当社は、多様な働き方やキャリアパスを実現できるように人財育成に注力しており、社員一人につき年間100時間の教育時間を設けるなどの取り組みを行っております。
【補充原則3-1③】サスティナビリティについての取組など
当社は、サスティナビリティ・ESGについて以下のとおり取り組んでおります。
(ⅰ) E:環境
・エネルギーソリューション商材の販売による脱炭素社会への貢献
・ReSPR、サーモカメラなど、オフィスの感染症対策商材の販売により、従業員の感染予防対策への貢献
(ⅱ) S:社会
・進出国に対する雇用&利益拡大により各国の経済発展に貢献
・多種多様な人財を採用や育成をし、ダイバーシティを推進
・内閣府「輝く女性の活躍を加速する男性リーダーの会」の活動を通じて、女性管理職の登用及びジェンダーフリー企業の実現
(ⅲ) G:ガバナンス
・経営の執行に対する監視機能強化の目的のため、独自の取締役選任基準制定(半数の社外取締役、取締役任期は1年)

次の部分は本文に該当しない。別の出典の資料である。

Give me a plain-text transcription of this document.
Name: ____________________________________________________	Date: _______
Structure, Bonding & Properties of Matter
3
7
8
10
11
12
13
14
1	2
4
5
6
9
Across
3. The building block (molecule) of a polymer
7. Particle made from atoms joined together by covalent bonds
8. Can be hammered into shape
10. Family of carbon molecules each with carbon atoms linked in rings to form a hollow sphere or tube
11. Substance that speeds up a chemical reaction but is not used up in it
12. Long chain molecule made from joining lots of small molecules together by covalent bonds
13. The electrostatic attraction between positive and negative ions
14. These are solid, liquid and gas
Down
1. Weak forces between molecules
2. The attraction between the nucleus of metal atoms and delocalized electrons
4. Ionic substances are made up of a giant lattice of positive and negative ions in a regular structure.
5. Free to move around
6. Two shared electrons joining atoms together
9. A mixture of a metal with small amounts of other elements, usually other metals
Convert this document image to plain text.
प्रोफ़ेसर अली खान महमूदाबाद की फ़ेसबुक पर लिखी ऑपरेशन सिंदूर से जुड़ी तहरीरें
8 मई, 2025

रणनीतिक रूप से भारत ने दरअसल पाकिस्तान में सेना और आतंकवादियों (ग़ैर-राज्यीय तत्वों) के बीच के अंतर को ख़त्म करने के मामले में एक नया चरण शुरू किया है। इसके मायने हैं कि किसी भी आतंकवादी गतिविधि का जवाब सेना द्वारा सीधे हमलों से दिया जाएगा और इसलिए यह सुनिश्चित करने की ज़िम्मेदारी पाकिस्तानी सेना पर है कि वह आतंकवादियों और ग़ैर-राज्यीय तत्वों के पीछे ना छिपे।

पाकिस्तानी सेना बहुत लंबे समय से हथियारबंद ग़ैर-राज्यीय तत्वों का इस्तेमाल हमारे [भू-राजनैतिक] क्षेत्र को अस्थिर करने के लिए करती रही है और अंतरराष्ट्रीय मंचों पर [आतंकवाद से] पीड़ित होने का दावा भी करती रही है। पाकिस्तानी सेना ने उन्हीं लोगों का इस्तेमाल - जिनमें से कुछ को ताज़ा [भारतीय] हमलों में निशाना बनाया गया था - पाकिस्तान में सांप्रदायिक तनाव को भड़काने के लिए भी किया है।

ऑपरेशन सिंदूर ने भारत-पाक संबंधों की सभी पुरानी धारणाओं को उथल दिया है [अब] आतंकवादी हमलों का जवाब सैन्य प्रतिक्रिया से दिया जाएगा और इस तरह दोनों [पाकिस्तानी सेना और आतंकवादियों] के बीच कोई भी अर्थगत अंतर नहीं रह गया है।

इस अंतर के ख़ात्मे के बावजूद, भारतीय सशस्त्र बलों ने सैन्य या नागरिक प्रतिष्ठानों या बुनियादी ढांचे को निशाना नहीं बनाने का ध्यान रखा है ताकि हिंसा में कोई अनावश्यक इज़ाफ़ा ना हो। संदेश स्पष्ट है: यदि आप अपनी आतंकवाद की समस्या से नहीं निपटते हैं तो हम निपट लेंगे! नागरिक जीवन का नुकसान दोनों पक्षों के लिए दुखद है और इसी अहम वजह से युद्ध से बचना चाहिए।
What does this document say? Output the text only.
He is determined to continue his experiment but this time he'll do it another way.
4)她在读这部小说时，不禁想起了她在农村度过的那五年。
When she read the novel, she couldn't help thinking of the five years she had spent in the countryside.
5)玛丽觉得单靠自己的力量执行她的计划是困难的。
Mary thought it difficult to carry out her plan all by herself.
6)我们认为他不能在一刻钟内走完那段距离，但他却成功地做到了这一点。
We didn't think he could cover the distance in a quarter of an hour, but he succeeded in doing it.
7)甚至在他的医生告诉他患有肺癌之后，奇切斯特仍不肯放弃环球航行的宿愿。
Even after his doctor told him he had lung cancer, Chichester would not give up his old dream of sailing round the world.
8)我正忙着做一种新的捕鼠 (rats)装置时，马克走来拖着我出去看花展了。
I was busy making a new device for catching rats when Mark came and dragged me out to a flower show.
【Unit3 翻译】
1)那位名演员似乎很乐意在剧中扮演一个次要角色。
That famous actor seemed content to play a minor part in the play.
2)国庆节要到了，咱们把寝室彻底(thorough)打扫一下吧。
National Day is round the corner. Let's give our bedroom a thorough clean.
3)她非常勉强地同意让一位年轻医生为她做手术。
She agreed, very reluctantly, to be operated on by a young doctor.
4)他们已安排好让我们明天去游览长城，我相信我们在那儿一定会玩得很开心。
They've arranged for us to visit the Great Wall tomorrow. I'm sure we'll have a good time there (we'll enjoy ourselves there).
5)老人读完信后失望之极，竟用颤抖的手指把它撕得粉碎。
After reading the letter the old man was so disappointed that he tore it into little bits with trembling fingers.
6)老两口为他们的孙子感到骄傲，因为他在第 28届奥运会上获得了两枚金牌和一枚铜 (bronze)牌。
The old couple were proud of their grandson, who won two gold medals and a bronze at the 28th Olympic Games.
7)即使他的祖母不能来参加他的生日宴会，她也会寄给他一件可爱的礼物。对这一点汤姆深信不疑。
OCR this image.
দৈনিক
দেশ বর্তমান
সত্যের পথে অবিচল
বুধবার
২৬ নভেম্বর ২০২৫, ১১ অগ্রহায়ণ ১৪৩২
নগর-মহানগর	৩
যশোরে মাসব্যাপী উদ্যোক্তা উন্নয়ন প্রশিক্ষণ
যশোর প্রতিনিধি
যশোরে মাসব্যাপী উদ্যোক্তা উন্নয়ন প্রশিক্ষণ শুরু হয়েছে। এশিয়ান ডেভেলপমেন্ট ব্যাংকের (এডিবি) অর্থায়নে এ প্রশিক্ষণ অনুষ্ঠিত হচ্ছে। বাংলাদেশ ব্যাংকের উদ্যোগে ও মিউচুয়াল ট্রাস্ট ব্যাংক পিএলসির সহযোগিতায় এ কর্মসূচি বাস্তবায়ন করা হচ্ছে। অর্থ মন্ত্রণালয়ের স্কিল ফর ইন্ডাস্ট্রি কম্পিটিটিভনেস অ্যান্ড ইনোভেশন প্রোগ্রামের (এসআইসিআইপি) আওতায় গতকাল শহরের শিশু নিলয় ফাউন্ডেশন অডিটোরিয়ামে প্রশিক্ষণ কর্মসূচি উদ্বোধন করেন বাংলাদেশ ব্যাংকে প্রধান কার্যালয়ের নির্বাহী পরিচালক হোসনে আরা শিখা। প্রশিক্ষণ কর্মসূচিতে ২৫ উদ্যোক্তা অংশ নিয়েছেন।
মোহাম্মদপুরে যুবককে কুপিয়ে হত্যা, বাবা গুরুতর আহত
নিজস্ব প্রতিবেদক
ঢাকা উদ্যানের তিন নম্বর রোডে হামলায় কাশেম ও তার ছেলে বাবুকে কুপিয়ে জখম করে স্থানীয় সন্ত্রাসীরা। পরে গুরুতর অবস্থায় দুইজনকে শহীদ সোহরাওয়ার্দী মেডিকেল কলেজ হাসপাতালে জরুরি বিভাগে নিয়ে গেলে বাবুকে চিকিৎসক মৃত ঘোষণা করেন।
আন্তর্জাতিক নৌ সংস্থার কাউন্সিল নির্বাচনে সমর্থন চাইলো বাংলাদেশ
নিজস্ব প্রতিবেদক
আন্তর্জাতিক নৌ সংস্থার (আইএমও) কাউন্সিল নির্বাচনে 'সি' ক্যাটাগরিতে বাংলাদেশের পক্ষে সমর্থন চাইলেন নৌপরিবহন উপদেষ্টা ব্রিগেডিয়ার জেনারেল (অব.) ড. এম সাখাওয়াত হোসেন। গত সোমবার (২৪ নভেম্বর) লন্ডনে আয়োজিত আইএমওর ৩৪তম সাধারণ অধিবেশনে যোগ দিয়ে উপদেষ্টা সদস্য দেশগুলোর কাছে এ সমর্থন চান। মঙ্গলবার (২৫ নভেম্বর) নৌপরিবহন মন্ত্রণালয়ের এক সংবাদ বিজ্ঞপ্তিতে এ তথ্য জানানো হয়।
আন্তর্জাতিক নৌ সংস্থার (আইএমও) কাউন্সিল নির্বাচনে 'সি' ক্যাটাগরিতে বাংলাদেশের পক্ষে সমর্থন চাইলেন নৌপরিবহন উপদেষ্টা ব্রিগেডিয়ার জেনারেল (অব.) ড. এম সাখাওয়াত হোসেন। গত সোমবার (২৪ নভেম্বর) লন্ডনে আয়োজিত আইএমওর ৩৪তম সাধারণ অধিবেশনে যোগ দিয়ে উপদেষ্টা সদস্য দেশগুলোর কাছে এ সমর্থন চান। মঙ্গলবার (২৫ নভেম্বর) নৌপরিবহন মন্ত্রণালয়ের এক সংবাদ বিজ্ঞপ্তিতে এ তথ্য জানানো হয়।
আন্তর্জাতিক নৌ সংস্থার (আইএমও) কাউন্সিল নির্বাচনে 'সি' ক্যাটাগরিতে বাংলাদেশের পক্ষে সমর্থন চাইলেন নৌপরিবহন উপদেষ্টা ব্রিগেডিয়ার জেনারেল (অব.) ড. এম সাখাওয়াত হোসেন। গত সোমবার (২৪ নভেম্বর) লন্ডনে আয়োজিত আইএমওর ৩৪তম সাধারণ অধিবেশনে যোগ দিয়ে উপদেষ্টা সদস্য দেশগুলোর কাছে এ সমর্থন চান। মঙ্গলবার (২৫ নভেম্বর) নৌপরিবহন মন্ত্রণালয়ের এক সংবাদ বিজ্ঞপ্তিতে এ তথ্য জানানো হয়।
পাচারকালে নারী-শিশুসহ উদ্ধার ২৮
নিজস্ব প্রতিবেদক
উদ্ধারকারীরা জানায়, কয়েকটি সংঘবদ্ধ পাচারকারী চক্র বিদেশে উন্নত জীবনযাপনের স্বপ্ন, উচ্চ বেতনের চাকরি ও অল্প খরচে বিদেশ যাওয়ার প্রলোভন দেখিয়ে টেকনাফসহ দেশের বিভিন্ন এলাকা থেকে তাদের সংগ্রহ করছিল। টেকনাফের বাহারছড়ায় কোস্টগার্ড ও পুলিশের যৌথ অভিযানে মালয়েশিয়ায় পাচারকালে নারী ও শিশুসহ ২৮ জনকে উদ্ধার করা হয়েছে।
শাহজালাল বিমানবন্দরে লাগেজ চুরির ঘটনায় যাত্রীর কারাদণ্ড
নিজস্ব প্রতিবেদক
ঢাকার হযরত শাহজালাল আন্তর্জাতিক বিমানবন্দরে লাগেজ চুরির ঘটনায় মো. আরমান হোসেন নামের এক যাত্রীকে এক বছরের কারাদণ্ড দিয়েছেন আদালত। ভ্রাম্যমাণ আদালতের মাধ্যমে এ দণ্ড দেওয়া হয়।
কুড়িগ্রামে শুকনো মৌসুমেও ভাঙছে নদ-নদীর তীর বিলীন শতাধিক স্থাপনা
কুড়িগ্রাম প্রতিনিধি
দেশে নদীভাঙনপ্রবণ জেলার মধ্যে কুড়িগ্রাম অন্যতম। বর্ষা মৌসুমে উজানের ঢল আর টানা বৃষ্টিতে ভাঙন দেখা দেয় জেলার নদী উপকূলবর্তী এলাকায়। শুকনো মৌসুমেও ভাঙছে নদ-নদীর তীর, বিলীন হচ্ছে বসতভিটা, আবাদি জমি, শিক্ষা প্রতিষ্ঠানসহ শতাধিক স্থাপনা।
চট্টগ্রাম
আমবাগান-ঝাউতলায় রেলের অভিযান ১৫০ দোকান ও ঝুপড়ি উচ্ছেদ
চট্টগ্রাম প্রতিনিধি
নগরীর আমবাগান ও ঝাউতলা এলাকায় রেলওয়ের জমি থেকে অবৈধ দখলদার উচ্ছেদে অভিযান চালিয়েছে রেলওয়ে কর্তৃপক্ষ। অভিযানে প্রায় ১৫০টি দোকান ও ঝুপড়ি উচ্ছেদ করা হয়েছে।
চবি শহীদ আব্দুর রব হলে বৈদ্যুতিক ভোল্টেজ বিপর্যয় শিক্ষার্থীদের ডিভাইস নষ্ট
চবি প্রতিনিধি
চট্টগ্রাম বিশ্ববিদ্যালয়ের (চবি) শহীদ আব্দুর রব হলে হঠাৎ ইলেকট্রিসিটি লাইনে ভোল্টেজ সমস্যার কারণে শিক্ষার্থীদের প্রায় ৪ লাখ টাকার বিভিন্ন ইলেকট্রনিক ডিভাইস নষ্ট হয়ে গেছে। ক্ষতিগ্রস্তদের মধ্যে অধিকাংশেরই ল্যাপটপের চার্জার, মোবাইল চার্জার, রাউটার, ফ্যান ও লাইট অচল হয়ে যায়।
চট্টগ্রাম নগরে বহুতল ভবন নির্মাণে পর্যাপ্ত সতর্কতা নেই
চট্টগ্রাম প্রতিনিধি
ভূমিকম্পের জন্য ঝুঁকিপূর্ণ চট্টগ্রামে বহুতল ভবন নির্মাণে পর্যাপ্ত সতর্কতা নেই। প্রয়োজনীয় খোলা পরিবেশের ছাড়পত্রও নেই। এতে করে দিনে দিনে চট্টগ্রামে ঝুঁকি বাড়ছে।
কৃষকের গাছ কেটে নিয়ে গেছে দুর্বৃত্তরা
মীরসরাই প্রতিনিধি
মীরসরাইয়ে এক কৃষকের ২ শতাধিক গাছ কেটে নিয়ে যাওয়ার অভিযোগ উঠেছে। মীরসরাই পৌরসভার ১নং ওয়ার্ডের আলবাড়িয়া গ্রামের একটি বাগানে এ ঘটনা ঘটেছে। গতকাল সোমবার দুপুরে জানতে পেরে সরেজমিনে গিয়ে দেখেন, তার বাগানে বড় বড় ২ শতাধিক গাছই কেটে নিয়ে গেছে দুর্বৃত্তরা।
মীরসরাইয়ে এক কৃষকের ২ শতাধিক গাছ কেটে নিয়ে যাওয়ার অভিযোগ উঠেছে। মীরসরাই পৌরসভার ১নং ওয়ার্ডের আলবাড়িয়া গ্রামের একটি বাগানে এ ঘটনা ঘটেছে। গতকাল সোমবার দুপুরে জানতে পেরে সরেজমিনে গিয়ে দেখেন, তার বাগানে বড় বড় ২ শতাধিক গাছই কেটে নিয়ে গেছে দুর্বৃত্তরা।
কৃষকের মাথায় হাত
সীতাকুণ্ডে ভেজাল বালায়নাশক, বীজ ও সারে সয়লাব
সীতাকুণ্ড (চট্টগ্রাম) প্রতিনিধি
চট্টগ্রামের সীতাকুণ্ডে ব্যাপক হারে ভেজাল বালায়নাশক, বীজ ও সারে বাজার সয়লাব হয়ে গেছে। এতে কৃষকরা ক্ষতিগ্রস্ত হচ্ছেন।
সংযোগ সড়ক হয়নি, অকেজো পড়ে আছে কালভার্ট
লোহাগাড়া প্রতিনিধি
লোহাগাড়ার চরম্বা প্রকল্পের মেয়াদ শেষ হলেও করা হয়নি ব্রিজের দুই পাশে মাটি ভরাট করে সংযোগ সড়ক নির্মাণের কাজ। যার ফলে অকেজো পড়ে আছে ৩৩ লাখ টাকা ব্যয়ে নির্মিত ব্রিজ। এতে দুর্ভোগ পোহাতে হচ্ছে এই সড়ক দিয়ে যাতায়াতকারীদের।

・内部監査として経営も監視する業務監査が、経営改善、経営の効率化の機能にも役立てている
・世界共通の人事評価とその国にあった評価のハイブリッド型グローバル人事評価による報酬の適性化
・内部通報制度の充実
(ⅳ) DXを推進することでESG経営がさらに向上
・環境 非効率資源の是正により脱炭素化
・社会 労働生産性の向上、人財開発
・ガバナンス 情報偏在の解消、評価・報酬の適性化
【原則5-1】(株主との建設的な対話に関する方針)
当社は、株主との対話は会社の持続的な成長と中長期的な企業価値の向上に資するものと考えており、そのため、株主および投資家との建設的な対話を行うべく、IR専任担当者を置き、株主等からの電話やメールでの質問に対応しております。
また、本決算、第2四半期決算発表後の年2回、アナリストおよび機関投資家向けに決算説明会を開催し、代表取締役社長が直接説明、対話を行う機会を設けております。さらに、株主総会の終了後には株主を対象とした会社説明会を実施しており、株主との直接対話を行っております。